221421 CDC's recommendations for improving public health through transportation policy

Wednesday, November 10, 2010 : 9:09 AM - 9:26 AM

Jamie Rayman, MPH , National Center for Environmental Health / Agency for Toxic Substances and Disease Registry, US Centers for Disease Control and Preventon, Atlanta, GA
Kenneth Rose, MPA , National Center for Environmental Health / Agency for Toxic Substances and Disease Registry, CDC, Atlanta, GA
Each year in the U.S. approximately 35,000 deaths are caused by motor vehicle crashes. Automobile-generated air pollution contributes to adverse respiratory and cardiovascular health effects. More time spent in cars and less time in active transportation has been shown to contribute to overweight which may be a precursor to other chronic health conditions. Finally, a lack of efficient alternatives to car- travel disproportionately affects vulnerable populations by limiting access to jobs, health care, social interaction, and healthy foods. The Centers for Disease Control and Prevention (CDC) endorses the concept that transportation policies have profound public health implications. CDC supports strategies that address the connection between transportation and public health and that emphasize public health and safety in the U.S. transportation system. In 2010, CDC will release the document “Recommendations for Improving Public Health through Transportation Policy”. In the document, CDC recommends that transportation policy provide a balanced portfolio of transportation choices that supports health and reduces health care costs. Transportation policy should also: reduce injuries associated with transportation; encourage healthy community design; promote opportunities for physical activity; reduce exposure to air pollution and mitigate climate change; and ensure that all people have access to safe, healthy, convenient, and affordable transportation. This session will orient state and local public health practitioners and administrators to the CDC recommendations, and suggest access points through which such audiences may seek to improve public health through interactions with transportation and planning officials, and by working to see that health concerns are included in transportation policy.

Learning Areas:
Other professions or practice related to public health
Public health or related public policy

Learning Objectives:
List 3 public health impacts of transportation. Discuss 3 transportation policy actions which can improve public health. Identify 2 access points through which the public health community may help inform transportation policy.

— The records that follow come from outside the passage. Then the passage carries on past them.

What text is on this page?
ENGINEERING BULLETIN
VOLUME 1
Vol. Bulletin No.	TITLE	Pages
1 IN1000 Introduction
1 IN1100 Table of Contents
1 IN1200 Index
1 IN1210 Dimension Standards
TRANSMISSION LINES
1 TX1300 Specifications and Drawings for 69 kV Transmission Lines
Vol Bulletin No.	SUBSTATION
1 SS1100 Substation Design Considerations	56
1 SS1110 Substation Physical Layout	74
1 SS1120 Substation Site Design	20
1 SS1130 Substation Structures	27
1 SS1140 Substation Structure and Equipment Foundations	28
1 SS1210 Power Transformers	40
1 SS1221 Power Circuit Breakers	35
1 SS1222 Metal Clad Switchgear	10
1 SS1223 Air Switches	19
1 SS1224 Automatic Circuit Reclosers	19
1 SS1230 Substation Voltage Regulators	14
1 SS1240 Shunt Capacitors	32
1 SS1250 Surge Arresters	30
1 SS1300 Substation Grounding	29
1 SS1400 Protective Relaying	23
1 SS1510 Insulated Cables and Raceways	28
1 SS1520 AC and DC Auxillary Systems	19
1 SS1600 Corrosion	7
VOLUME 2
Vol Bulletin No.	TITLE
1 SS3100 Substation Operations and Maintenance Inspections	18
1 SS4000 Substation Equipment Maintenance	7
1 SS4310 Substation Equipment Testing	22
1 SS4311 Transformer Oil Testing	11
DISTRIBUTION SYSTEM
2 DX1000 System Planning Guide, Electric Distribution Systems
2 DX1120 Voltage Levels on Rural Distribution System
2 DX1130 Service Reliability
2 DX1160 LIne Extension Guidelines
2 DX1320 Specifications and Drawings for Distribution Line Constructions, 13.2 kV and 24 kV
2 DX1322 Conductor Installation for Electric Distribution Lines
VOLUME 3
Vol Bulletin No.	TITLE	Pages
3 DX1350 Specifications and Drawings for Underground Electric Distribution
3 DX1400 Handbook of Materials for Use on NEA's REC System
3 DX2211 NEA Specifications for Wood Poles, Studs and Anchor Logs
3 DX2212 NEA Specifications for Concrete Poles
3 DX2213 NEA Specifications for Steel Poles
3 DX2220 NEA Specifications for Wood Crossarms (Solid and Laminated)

Presenting author's disclosure statement:

Qualified on the content I am responsible for because: I am qualified to be an abstract Author on the content I am responsible for because I contributed to the development of the document "CDC Recommendations for Improving Public Health through Transportation Policy" as part of an internal CDC working group.
Any relevant financial relationships? No

I agree to comply with the American Public Health Association Conflict of Interest and Commercial Support Guidelines, and to disclose to the participants any off-label or experimental uses of a commercial product or service discussed in my presentation.